August 20, 2004
Email to stop me in my tracks
Just got this in my email, more grist for the mill...
A word of caution: I come from the former Yugoslavia, specifically Serbia. Over there, we overthrew our elected dictator in 2000. The overthrow was trigerred by the opposition claims of electoral fraud, that in turn brought hundreds of thousands (some say millions) protesters to the street, prompted the police and army to switch sides and Milosevic fell. The specific fraud claim was that the opposition candidate won more than 50% of votes in the first round of presidential elections and that the authorities somehow falsified that result. However, two years later, several opposition leaders confessed in interviews included into a documentary film (not sure about the name) that they had lied. The opposition candidate had less than 50% of votes in the first round but the opposition was afraid that Milosevic would get together his act by the second round and did not want to risk yet another failure. So they consciously lied, the people believed them, and the rest is history.

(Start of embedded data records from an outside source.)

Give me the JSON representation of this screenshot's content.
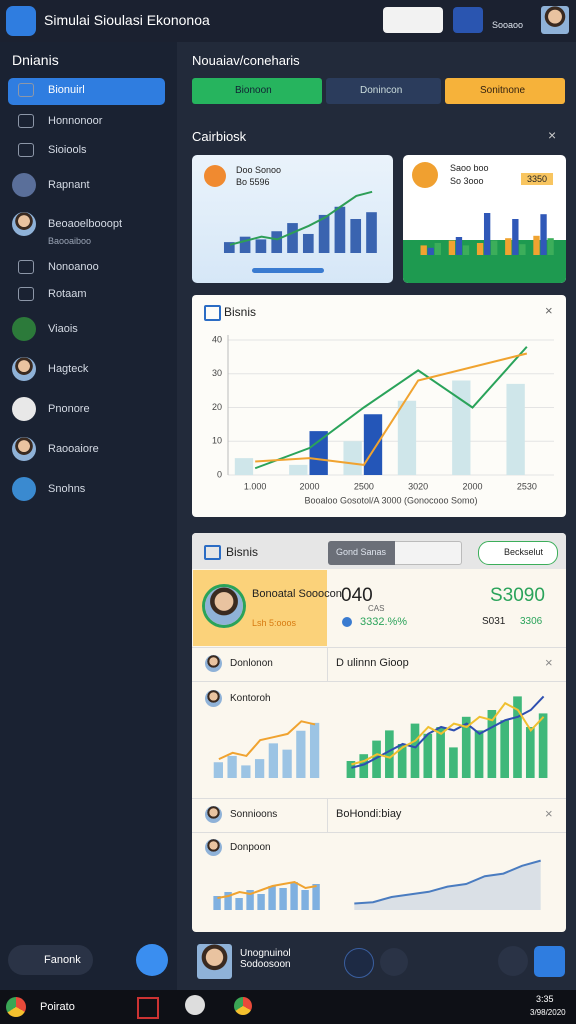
{
  "header": {
    "title": "Simulai Sioulasi Ekononoa",
    "user": "Sooaoo"
  },
  "sidebar": {
    "title": "Dnianis",
    "items": [
      "Bionuirl",
      "Honnonoor",
      "Sioiools",
      "Rapnant",
      "Beoaoelbooopt",
      "Nonoanoo",
      "Rotaam",
      "Viaois",
      "Hagteck",
      "Pnonore",
      "Raooaiore",
      "Snohns"
    ],
    "profile_sub": "Baooaiboo",
    "footer": "Fanonk"
  },
  "main": {
    "title": "Nouaiav/coneharis",
    "tabs": [
      "Bionoon",
      "Donincon",
      "Sonitnone"
    ],
    "section": "Cairbiosk"
  },
  "cards": [
    {
      "title": "Doo Sonoo",
      "value": "Bo 5596"
    },
    {
      "title": "Saoo boo",
      "value": "So 3ooo",
      "badge": "3350"
    }
  ],
  "panel": {
    "title": "Bisnis",
    "dropdown": "Gond Sanas",
    "button": "Beckselut",
    "profile_name": "Bonoatal Sooocon",
    "profile_sub": "Lsh 5:ooos",
    "stat1": "040",
    "stat1_label": "CAS",
    "stat1_change": "3332.%%",
    "stat2": "S3090",
    "stat2_a": "S031",
    "stat2_b": "3306",
    "rows": [
      "Donlonon",
      "D ulinnn Gioop",
      "Kontoroh",
      "Sonnioons",
      "BoHondi:biay",
      "Donpoon"
    ]
  },
  "bottom": {
    "user": "Unognuinol Sodoosoon"
  },
  "taskbar": {
    "app": "Poirato",
    "time": "3:35",
    "date": "3/98/2020"
  },
  "chart_data": [
    {
      "type": "bar",
      "title": "Bisnis",
      "categories": [
        "1.000",
        "2000",
        "2500",
        "3020",
        "2000",
        "2530"
      ],
      "x_label": "Booaloo   Gosotol/A 3000   (Gonocooo Somo)",
      "ylim": [
        0,
        40
      ],
      "yticks": [
        0,
        10,
        20,
        30,
        40
      ],
      "grid": true,
      "series": [
        {
          "type": "bar",
          "color": "#cfe6ea",
          "values": [
            5,
            3,
            10,
            22,
            28,
            27
          ]
        },
        {
          "type": "bar",
          "color": "#2456b8",
          "values": [
            null,
            13,
            18,
            null,
            null,
            null
          ]
        },
        {
          "type": "line",
          "color": "#2aa35a",
          "values": [
            2,
            8,
            20,
            31,
            20,
            38
          ]
        },
        {
          "type": "line",
          "color": "#f0a330",
          "values": [
            4,
            5,
            3,
            28,
            32,
            36
          ]
        }
      ]
    },
    {
      "type": "bar",
      "ylim": [
        0,
        50
      ],
      "series": [
        {
          "type": "bar",
          "color": "#3a64b0",
          "values": [
            8,
            12,
            10,
            16,
            22,
            14,
            28,
            34,
            25,
            30
          ]
        },
        {
          "type": "line",
          "color": "#2e9e57",
          "values": [
            6,
            9,
            12,
            10,
            15,
            20,
            26,
            34,
            42,
            45
          ]
        }
      ]
    },
    {
      "type": "bar",
      "ylim": [
        0,
        50
      ],
      "series": [
        {
          "type": "bar",
          "color": "#f0a330",
          "values": [
            8,
            12,
            10,
            14,
            16
          ]
        },
        {
          "type": "bar",
          "color": "#3058b8",
          "values": [
            6,
            15,
            35,
            30,
            34
          ]
        },
        {
          "type": "bar",
          "color": "#3cae5a",
          "values": [
            10,
            8,
            12,
            9,
            14
          ]
        }
      ]
    },
    {
      "type": "bar",
      "ylim": [
        0,
        40
      ],
      "series": [
        {
          "type": "bar",
          "color": "#9cc4e4",
          "values": [
            10,
            14,
            8,
            12,
            22,
            18,
            30,
            35
          ]
        },
        {
          "type": "line",
          "color": "#f0a330",
          "values": [
            12,
            16,
            14,
            24,
            26,
            28,
            36,
            34
          ]
        }
      ]
    },
    {
      "type": "bar",
      "ylim": [
        0,
        50
      ],
      "series": [
        {
          "type": "bar",
          "color": "#3fb87a",
          "values": [
            10,
            14,
            22,
            28,
            20,
            32,
            26,
            30,
            18,
            36,
            28,
            40,
            34,
            48,
            30,
            38
          ]
        },
        {
          "type": "line",
          "color": "#2e4fb0",
          "values": [
            6,
            8,
            12,
            16,
            20,
            18,
            26,
            30,
            28,
            32,
            26,
            30,
            34,
            36,
            40,
            48
          ]
        },
        {
          "type": "line",
          "color": "#f0c030",
          "values": [
            8,
            10,
            14,
            12,
            18,
            22,
            30,
            26,
            32,
            30,
            36,
            34,
            44,
            40,
            28,
            36
          ]
        }
      ]
    },
    {
      "type": "bar",
      "ylim": [
        0,
        40
      ],
      "series": [
        {
          "type": "bar",
          "color": "#7fb0e0",
          "values": [
            14,
            18,
            12,
            20,
            16,
            24,
            22,
            28,
            20,
            26
          ]
        },
        {
          "type": "line",
          "color": "#f0a330",
          "values": [
            12,
            14,
            18,
            16,
            20,
            24,
            26,
            28,
            22,
            24
          ]
        }
      ]
    },
    {
      "type": "line",
      "ylim": [
        0,
        50
      ],
      "series": [
        {
          "type": "area",
          "color": "#4a7cc0",
          "values": [
            5,
            6,
            10,
            12,
            14,
            18,
            20,
            26,
            28,
            34,
            38
          ]
        }
      ]
    }
  ]
}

Which makes me wonder whetehr something similar is happening in Venezuela. If I were with CD and I was aware of an impending loss, I would do exactly what they are doing now. Given the divisions in the Venezuelan society, they do not need to provide any verifiable or convincing evidence of fraud. "Indications" of fraud are enough for most of CD supporters, right? Thus, the opposition supporters will continue believing that they are a majority and be even more fired up because of the "fraud". To admit that Chavez' victory was fair essentially means admitting that "they" have the majority, and in a society as divided as in Venezuela, would anything be more discouraging than that?